Como um dos fatores mais determinantes, Silvio aponta a dificuldade da universidade em ser mais acolhedora, sobretudo com os alunos que apresentam uma distância entre o seu mundo e o universo acadêmico. Além disso, no setor privado “grandes empresas” prestadoras de serviços educacionais abrem as portas para uma enorme quantidade de alunos, que são recebidos em turmas muito numerosas, com “professores cansados ou sem condição de atender todas as solicitações” e poucas políticas de acompanhamento das dificuldades dos estudantes. Contudo, o pesquisador afirma que não é apenas nas instituições em que residem estas “condições precárias de estudo”: muitas vezes, o próprio aluno não foi preparado para frequentar o espaço acadêmico e chega com pouco domínio “das habilidades básicas daquilo que se espera de alguém que esteja no ensino superior”, como o “hábito de ler e estudar”, além de outros complicadores como a  dificuldade de conciliar trabalho e estudo e a distância entre a faculdade e a residência.
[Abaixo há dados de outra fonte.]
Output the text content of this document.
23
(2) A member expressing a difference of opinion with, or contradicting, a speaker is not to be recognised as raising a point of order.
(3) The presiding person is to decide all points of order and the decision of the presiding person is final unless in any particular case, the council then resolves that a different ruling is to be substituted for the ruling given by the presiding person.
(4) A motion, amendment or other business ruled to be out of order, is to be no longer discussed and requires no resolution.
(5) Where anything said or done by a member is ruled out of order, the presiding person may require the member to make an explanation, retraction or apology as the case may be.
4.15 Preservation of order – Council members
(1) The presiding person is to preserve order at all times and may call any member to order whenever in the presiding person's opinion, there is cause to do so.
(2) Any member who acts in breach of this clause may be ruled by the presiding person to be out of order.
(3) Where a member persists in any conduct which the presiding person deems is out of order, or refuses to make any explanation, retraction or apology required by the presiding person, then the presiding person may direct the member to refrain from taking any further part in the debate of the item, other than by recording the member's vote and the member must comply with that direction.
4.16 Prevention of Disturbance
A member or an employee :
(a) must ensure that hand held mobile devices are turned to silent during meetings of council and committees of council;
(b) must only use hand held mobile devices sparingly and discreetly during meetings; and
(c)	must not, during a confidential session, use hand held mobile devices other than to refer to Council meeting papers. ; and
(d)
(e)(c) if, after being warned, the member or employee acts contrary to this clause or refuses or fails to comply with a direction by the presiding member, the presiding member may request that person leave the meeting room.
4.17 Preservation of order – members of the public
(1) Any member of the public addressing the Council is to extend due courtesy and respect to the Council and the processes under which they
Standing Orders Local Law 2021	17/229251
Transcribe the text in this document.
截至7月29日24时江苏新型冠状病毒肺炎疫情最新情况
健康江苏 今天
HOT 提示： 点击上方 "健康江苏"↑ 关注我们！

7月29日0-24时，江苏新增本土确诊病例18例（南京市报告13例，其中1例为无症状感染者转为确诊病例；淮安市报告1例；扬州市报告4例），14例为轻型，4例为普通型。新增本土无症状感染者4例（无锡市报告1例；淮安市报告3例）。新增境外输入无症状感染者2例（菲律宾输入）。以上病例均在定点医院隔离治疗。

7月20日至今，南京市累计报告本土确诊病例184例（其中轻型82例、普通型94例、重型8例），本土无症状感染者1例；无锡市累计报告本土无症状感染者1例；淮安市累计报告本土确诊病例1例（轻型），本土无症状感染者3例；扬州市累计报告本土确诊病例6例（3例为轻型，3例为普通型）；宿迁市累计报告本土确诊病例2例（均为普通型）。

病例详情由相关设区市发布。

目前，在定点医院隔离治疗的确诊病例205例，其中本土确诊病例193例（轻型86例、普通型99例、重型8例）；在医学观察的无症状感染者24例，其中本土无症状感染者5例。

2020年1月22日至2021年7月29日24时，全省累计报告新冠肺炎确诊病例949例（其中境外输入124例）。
Além disso, o pesquisador revela, ainda, que também foram determinantes a barreira econômica e a “precariedade na escolha”, posto que muitos alunos, sem condições, clareza ou possibilidade de fazerem o curso que realmente queriam, devido à pressões externas, como “notoriedade ou expectativa de empregabilidade”, acabam se decepcionando com a faculdade ou não encontram forças para superar as dificuldades.

Depois da evasão

No imaginário popular, perpetua-se a ideia de que no evadido permanece, principalmente, o sentimento de frustração por não ter concluído o curso. De fato, esta decepção existe. Entretanto, segundo Costa, “ter chegado lá é um motivo de orgulho, de reconhecimento, de satisfação pessoal. Há a convicção de que, se eles chegaram lá, é porque têm condições”.

Assim, o pesquisador percebeu, que, mesmo não chegando até o fim, o período passado na faculdade foi significativo para os evadidos, por, entre outros motivos, fornecer clareza em relação às escolhas e propiciar a obtenção de um capital que vai permanecer com o aluno após a desistência. “É um grupo de vencedores”, afirma.

Neste sentido, Costa revela que cabe às instituições de ensino e ao governo notarem o problema da evasão e pensarem em políticas de permanência, como mecanismos de acompanhamento, por exemplo, sistemas de tutorias; propostas que reconheçam as realidades de cada aluno, a saber, legislações que ofereçam melhores condições ao trabalhador-estudante e uma melhor adequação do curso para as condições dos estudantes, como a flexibilização dos currículos. “A educação deveria ser um instrumento para reduzir as nossas desigualdades”, revela. “Uma vez que você abriu as portas, você precisa acolher e dar condições para que ele possa crescer”.